One of the major plot threads of 2007 mega-crossover Countdown to Final Crisis is that missing physicist/shrinking superhero Ray Palmer holds the answer to an unspecified Great Disaster looming in the future of the DC Universe. A select group of heroes must search all the realities in hope of finding him before its too late. They’re led by a renegade Monitor, a kind of super-watchman assigned to invigilate one of the 52 universes of the multiverse. A number of different creative teams follow the team as they jump from one alternate Earth to the next, many previously seen Elseworlds concepts, handily assimilated into the DC universe for the occasion.

‘Running Wild!’ by Ron Marz and Angel Unzueta (sample art left) has Donna Troy, Kyle (Green Lantern) Rayner, Jason (I used to be Robin, and dead) Todd and Bob the Monitor encounter various heroes and villains of the WildStorm Universe in an annoying series of disconnected vignettes that only make sense when read in conjunction with the relevant instalments of the weekly series.

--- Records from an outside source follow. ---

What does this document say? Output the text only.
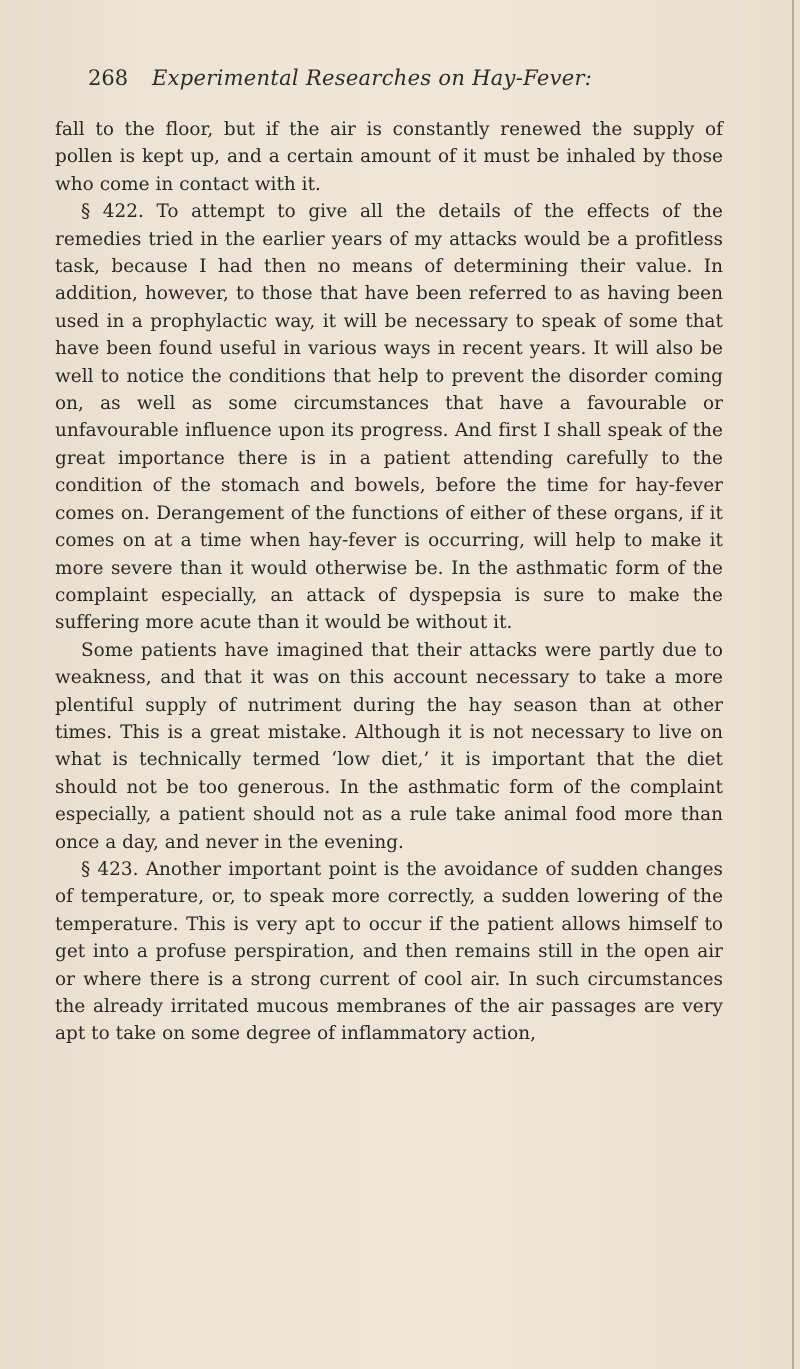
268 Experimental Researches on Hay-Fever:

fall to the floor, but if the air is constantly renewed the supply of pollen is kept up, and a certain amount of it must be inhaled by those who come in contact with it.

§ 422. To attempt to give all the details of the effects of the remedies tried in the earlier years of my attacks would be a profitless task, because I had then no means of determining their value. In addition, however, to those that have been referred to as having been used in a prophylactic way, it will be necessary to speak of some that have been found useful in various ways in recent years. It will also be well to notice the conditions that help to prevent the disorder coming on, as well as some circumstances that have a favourable or unfavourable influence upon its progress. And first I shall speak of the great importance there is in a patient attending carefully to the condition of the stomach and bowels, before the time for hay-fever comes on. Derangement of the functions of either of these organs, if it comes on at a time when hay-fever is occurring, will help to make it more severe than it would otherwise be. In the asthmatic form of the complaint especially, an attack of dyspepsia is sure to make the suffering more acute than it would be without it.

Some patients have imagined that their attacks were partly due to weakness, and that it was on this account necessary to take a more plentiful supply of nutriment during the hay season than at other times. This is a great mistake. Although it is not necessary to live on what is technically termed ‘low diet,’ it is important that the diet should not be too generous. In the asthmatic form of the complaint especially, a patient should not as a rule take animal food more than once a day, and never in the evening.

§ 423. Another important point is the avoidance of sudden changes of temperature, or, to speak more correctly, a sudden lowering of the temperature. This is very apt to occur if the patient allows himself to get into a profuse perspiration, and then remains still in the open air or where there is a strong current of cool air. In such circumstances the already irritated mucous membranes of the air passages are very apt to take on some degree of inflammatory action,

Much more palatable is The Jokester’s Last Laugh’ by Sean McKeever and Jamal Igle as the searchers – calling themselves the Challengers of the Unknown – arrive on a world where good is evil and the superheroes are villains. This chapter at least boasts a complete story that can be followed as does the next sinister stopover on an Earth where Batman became a vampire.

‘Red Rain: Blood Lust’ by Peter Johnson, Matt Cherniss and Kelley Jones is a brief interlude that leads directly into ‘Red Robin’ by Johnson, Jones, and Eric Battle. It featues a gory undead horror from which our protagonists barely escape.

Their next stop is the far more dignified but no less deadly world of Gotham by Gaslight. ‘Night of the Bat’ by Brian Augustyn and Greg Tocchini, provides a good old-fashioned romp followed by the equally impressive ‘Red Son’ set on a world where that rocket from Krypton landed in the Soviet Union not Kansas, originally seen in Red Son. Alan Burnett and Travel Foreman (sample art right) produce this high-octane cold war incident.

The book, if not the story, ends with ‘Superwoman/Batwoman’, a charming and rather peculiar tale from an Earth where the genders of everybody we’re familiar with are reversed. The strangeness comes courtesy of writers Justin Gray and Jimmy Palmiotti, and pencillers Kalman Andrasofszky, Jeremy Haun, David Hahn and David Baldeón.

On the last page you’ll find that the Challengers don’t succeed and that you’ll need Countdown to Final Crisis Volume 3 to find out what happens next. As with all the tales here you’ll be reminded that the real story is going on elsewhere and that the confusions you’ve been experiencing were largely unnecessary. The transition from periodical publishing events to book collections is still a young science and every so often the formats simply don’t work together.

This time it would have been best to stick these one-shots into the appropriate places in regular compilations rather than have them stand as the bewildering mess they are here.